創造表現学部 建築・インテリアデザイン専攻 淺田ゼミ 長久手キャンパス図書館の実態把握と改善に向けた卒業プロジェクト

創造表現学部 建築・インテリアデザイン専攻 淺田ゼミ 長久手キャンパス図書館の実態把握と改善に向けた卒業プロジェクト

創造表現学部 建築・インテリアデザイン専攻 2021年度卒業
加藤 秀真さん(トヨタホーム愛知勤務)
中村 俊太さん(愛知淑徳大学大学院 文化創造専攻 建築・インテリアデザイン専修1年)

自分たちが利用する長久手キャンパス図書館を、
もっと快適な場所にするための研究。

 創造表現学部 建築・インテリアデザイン専攻では、各ゼミにおいて、個人またはチームで取り組む卒業プロジェクトを実施しています。今回紹介するのは、淺田ゼミの「長久手キャンパス図書館の実態把握と改善に向けた卒業プロジェクト」です。ゼミ生の加藤秀真さんと中村俊太さんをはじめとする複数のメンバーが、「長久手キャンパス図書館閲覧室の実態把握と、改善に向けた提案」をおこないました。
 身近にある自然のポテンシャル(日射や風・外気温湿度の変動など、屋外環境にある様々な自然の恵み)を上手に活用して光環境や温熱環境、空気環境といった建築環境を整え、人にとって健康で快適であるばかりでなく、化石燃料を源とするエネルギー使用量の削減、ひいては自然共生建築も視野に入れて研究している、淺田ゼミならではのテーマです。

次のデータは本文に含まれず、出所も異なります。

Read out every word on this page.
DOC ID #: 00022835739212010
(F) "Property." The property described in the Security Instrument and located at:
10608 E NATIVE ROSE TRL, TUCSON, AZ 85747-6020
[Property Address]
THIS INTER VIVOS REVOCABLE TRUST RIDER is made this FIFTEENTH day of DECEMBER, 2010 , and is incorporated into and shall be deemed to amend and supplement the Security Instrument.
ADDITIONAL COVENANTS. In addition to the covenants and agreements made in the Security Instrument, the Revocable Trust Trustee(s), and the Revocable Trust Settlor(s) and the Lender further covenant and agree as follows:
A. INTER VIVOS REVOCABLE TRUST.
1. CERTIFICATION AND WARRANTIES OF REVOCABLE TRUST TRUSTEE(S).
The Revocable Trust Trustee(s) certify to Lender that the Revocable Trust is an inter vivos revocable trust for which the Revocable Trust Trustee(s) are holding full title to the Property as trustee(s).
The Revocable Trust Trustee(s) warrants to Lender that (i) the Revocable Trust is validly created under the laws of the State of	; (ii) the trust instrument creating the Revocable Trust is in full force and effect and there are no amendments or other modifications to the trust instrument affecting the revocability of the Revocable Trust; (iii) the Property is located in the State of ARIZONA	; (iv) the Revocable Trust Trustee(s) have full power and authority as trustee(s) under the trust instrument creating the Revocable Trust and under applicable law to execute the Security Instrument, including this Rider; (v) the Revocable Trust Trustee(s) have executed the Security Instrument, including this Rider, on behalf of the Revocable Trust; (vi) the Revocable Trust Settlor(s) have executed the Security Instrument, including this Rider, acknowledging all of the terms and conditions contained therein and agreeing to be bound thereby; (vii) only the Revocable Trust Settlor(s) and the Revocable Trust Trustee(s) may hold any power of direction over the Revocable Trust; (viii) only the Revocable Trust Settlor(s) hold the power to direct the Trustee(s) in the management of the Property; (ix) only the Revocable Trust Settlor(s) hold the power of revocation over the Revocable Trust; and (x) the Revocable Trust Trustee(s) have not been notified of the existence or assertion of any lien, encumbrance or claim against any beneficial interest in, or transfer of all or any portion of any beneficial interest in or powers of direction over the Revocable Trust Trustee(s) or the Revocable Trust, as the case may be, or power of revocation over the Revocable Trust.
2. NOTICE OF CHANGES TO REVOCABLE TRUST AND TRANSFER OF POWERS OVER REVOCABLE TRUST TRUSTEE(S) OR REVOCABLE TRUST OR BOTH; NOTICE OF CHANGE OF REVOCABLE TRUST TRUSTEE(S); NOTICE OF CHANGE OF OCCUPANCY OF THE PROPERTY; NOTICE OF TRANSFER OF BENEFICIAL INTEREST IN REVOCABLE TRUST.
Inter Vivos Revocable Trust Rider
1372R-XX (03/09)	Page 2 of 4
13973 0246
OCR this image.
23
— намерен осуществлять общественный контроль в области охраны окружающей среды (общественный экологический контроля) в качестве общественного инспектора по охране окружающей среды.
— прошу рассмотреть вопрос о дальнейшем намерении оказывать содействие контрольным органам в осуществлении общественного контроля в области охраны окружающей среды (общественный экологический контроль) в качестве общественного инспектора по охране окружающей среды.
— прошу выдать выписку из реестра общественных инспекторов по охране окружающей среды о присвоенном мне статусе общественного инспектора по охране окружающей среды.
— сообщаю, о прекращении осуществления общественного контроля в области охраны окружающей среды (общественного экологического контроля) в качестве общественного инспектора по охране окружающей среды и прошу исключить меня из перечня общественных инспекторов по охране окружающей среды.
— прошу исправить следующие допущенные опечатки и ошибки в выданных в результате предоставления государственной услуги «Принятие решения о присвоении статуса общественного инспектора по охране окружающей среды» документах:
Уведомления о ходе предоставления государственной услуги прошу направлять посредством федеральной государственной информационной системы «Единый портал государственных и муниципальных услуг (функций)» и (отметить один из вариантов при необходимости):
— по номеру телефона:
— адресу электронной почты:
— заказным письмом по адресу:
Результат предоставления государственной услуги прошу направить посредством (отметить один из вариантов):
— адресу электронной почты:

創造表現学部 建築・インテリアデザイン専攻 淺田ゼミ 長久手キャンパス図書館の実態把握と改善に向けた卒業プロジェクト

創造表現学部 建築・インテリアデザイン専攻 淺田ゼミ 長久手キャンパス図書館の実態把握と改善に向けた卒業プロジェクト

問題把握に始まり、長期にわたる準備、実測・分析から提案まで実施。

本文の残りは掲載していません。